Crise à l’U de M: André Richard et les gouverneurs sous le feu des critiques

MONCTON – Il voulait que tout le monde tourne la page, mais n’a fait que rallumer les flammes du brasier.

Quatre jours après s’être exprimé dans nos pages et à la télévision, André Richard s’attire les foudres de l’Association des bibliothécaires, professeures et professeurs de l’Université de Moncton (ABPPUM).

L’ABPPUM n’est pas contente et a décidé de le faire savoir. Dans un communiqué diffusé mardi après-midi, elle s’est interrogée sur le fait que ce soit le président du conseil des gouverneurs, André Richard, et non le recteur Raymond Théberge, qui ait réagi au nom de l’université à la publication du livre de Serge Rousselle, alors même qu’il y est nommément mis en cause.

«À nos yeux, il s’agit soit d’une usurpation d’autorité dans la chaîne hiérarchique, soit d’un manque de leadership et de responsabilité de la part du recteur, soit les deux», peut-on lire dans le communiqué, qui déplore également une stratégie d’esquive qui ne règle en rien les problèmes.

Sur les faits dénoncés par Serge Rousselle et qui remontent à 2011, l’ABPPUM estime «qu’il ne s’agit pas de “manque de consensus” sur le processus au sein de la communauté universitaire, mais bien de manquements graves et répétés aux procédures et aux principes qui devaient régir ce processus.»

La présidente élue et porte-parole de l’ABPPUM, Marie-Noëlle Ryan, a aussi signalé d’autres manquements dans le cadre d’embauches plus récentes.

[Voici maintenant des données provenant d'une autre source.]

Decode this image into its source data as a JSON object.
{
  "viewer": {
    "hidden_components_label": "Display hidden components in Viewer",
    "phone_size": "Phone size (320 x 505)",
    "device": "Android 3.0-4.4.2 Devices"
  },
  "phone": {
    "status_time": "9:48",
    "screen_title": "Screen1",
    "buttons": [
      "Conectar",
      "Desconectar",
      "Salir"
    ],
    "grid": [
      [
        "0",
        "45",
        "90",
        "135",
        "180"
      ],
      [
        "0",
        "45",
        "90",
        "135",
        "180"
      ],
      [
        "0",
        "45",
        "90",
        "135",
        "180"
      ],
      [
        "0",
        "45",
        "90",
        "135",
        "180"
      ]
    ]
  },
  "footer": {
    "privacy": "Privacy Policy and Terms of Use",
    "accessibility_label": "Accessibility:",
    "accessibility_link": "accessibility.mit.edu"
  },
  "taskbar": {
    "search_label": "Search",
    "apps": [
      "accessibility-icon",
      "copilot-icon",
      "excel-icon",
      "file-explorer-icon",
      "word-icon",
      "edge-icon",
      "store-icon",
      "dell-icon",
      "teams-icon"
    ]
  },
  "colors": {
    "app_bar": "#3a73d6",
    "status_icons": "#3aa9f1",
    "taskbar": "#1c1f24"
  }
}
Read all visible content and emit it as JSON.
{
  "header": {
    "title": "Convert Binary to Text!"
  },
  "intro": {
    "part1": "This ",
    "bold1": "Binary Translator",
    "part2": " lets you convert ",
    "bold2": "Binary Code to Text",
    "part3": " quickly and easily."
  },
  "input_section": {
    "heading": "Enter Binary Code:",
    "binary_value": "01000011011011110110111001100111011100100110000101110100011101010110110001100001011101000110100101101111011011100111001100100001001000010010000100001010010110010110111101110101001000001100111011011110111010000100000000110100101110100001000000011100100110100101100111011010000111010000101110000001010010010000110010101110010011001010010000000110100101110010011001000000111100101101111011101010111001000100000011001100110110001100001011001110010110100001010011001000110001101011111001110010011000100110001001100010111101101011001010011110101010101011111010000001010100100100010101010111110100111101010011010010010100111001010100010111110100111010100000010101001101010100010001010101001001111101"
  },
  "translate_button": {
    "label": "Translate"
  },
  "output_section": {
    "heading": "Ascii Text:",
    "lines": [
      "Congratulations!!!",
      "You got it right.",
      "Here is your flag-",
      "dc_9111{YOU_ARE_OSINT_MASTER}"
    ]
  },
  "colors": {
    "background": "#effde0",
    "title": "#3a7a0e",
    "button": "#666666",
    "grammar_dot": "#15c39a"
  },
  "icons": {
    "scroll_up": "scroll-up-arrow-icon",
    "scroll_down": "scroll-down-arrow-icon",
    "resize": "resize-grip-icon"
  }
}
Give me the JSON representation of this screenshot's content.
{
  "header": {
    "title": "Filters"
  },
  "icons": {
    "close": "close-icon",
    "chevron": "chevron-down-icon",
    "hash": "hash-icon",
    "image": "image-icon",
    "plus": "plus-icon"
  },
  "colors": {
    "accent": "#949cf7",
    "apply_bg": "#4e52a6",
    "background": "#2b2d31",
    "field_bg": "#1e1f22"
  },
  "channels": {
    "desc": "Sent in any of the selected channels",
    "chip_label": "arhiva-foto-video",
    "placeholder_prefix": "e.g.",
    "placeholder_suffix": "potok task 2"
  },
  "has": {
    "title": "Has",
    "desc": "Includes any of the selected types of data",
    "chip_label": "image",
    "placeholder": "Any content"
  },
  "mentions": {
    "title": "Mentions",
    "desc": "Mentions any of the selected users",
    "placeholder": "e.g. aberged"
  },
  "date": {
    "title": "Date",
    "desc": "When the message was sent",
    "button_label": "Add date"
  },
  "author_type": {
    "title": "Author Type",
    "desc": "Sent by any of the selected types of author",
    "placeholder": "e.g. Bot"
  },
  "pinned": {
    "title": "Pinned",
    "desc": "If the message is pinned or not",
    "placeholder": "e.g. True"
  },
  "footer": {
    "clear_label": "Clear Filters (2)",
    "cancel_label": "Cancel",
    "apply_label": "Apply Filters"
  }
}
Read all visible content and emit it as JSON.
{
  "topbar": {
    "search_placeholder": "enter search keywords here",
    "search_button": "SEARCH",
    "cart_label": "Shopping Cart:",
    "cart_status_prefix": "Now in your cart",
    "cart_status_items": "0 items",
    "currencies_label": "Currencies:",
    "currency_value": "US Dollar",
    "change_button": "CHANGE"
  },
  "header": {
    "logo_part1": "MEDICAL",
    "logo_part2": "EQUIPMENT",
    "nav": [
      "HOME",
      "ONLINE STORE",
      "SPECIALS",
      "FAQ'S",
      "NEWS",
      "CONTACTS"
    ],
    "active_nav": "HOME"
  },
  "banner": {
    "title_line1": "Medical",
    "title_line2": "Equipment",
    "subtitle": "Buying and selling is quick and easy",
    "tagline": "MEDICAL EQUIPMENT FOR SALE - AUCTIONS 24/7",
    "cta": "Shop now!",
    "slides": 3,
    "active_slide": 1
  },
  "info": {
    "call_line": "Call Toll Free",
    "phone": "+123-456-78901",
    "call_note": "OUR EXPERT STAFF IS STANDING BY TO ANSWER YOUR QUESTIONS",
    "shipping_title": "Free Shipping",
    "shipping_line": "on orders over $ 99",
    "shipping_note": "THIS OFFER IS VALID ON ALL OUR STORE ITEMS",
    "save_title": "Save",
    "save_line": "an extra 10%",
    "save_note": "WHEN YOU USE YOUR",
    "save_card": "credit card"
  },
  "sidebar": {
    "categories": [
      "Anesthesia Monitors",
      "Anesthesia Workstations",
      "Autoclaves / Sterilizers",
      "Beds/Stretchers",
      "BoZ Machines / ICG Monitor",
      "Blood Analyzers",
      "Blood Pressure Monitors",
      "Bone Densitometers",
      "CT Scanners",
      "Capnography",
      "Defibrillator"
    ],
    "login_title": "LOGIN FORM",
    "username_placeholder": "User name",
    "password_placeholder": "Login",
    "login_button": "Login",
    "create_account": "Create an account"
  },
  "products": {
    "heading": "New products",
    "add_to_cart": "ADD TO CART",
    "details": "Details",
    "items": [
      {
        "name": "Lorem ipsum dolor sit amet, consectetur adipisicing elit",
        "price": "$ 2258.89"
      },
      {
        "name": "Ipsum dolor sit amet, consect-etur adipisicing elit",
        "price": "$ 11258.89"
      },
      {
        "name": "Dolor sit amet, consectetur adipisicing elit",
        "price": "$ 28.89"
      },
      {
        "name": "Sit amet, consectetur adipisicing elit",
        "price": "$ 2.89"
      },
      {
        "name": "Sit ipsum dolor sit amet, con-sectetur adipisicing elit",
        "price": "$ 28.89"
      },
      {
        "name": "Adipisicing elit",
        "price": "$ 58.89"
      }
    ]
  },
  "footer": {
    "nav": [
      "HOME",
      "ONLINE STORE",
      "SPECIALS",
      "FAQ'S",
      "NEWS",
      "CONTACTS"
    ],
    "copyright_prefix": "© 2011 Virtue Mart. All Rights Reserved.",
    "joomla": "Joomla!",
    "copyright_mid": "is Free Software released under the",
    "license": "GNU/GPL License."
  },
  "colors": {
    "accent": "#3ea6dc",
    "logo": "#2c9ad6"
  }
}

L’association n’a pas été consultée par le comité de sélection examinant les candidatures au remplacement de Richard Saillant au poste de vice-recteur à l’administration et aux ressources humaines.

«Normalement, dans la convention collective de l’université, l’employeur s’engage à consulter l’ABPPUM pour la sélection des cadres or cela n’a pas été fait pour le deuxième poste qui vient d’être attribué», a révélé Mme Ryan.

Les modifications apportées en mars dernier à la Politique de sélection des cadres, de même que le vote, le 8 juin, d’une résolution demandant aux membres du Conseil des gouverneurs de signer un formulaire de confidentialité, «ce qui représente précisément le contraire de la transparence», sont littéralement clouées au pilori.

Avec ce nouveau rebondissement, il apparaît difficile que l’Université de Moncton puisse, selon le voeu de M. Richard, «tourner la page sur cet épisode». En apprenant la publication du communiqué de M. Richard, vendredi dernier, le vice-président exécutif de la FÉÉCUM, Simon Ouellette, était très clair: «Si par “tourner la page” il veut dire qu’on va avoir plus de transparence et un ombudsman, c’est fantastique. Si ce n’est pas ce qu’il veut dire, c’est peut-être lui qui devrait tourner la page et remettre sa démission.»

Enfin, l’association des professeurs et des bibliothécaires s’est déclarée indignée par les propos tenus sur Facebook par le gouverneur Louis Léger à l’encontre du président de la FÉÉCUM, Kevin Arseneau. Jugeant ces derniers inacceptables, elle estime que M. Léger est, par ses fonctions, tenu à un devoir de réserves dans ses expressions publiques; devoir dont elle fait une question de principe et de moralité.

«L’ABPPUM se joint maintenant à la FÉÉCUM pour demander au recteur Théberge de veiller à la restauration de l’image et de la réputation de notre université, en commençant par la création d’un poste d’ombudsman. Nous l’invitons également à envisager une réforme du conseil des gouverneurs, afin que l’Université de Moncton atteigne enfin la maturité institutionnelle que commande l’anniversaire de ses 50 années d’existence, et dont elle a plus que jamais besoin pour affronter l’avenir.»